Your kernel cannot be vectorised partly because of the termination conditions in the for loops. These conditions all rely on variables calculated from your kernel's inputs. Therefore, at kernel compile time, the Intel OpenCL C compiler has no idea how many iterations those loops will perform and hence cannot optimise them at all. If you change the inner loop from for(size_t i=0;i<endX;i++)
to for(size_t i=0;i<4;i++)
then the kernel gets vectorized. Of course this change doesn't do what you want but at least your kernel gets vectorized :) .
I think the strategy you want to try is to vectorize along the X-dimension of your grid of threads. This means that you would launch 1/2 the number of threads along X but instead use the vload2 and vstore2 functions to read from and write to global memory. You could go with 4, 8 or 16 element vectors as well, in which case you would launch 1/4, 1/8 or 1/16 of your current number of threads along the X-dimension respectively.
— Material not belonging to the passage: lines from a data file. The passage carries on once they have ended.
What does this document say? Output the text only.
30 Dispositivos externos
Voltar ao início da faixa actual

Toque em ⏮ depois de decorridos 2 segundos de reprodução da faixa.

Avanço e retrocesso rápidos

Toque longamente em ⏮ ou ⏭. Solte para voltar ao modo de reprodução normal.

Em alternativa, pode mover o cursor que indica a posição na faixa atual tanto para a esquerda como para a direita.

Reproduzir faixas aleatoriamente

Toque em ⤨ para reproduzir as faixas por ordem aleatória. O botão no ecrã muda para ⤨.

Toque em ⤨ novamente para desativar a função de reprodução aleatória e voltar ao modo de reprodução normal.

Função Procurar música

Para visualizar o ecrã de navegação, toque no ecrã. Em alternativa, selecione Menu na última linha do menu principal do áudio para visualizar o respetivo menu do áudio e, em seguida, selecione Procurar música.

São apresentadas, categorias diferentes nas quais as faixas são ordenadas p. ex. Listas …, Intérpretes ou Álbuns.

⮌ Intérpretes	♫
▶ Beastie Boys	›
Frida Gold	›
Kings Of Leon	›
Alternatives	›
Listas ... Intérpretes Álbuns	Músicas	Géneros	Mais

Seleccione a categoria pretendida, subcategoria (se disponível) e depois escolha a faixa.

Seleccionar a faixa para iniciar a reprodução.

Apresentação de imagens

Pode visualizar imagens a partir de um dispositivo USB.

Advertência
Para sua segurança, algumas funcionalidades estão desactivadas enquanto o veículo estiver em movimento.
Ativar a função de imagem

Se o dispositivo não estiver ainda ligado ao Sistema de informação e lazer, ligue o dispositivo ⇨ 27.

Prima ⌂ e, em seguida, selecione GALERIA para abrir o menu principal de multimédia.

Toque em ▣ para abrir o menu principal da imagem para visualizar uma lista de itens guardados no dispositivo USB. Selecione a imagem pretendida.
Since you are using a second generation Core i7 and float data you will probably want to use float8, vload8 and vstore8 since your CPU supports AVX instructions that operate on 8 floating point values simultaneously. Note that this will not be performance portable, e.g. some GPUs work well up to float2 but performance drops off when using float4/8/16. Older CPUs using the AMD CPU runtime don't have access to AVX instructions, only SSE which used 4-element floating point vectors. Therefore, you should make the vector size a tunable parameter via a macro passed in the options for clBuildProgram using a string like "-D vectype=float4" for example.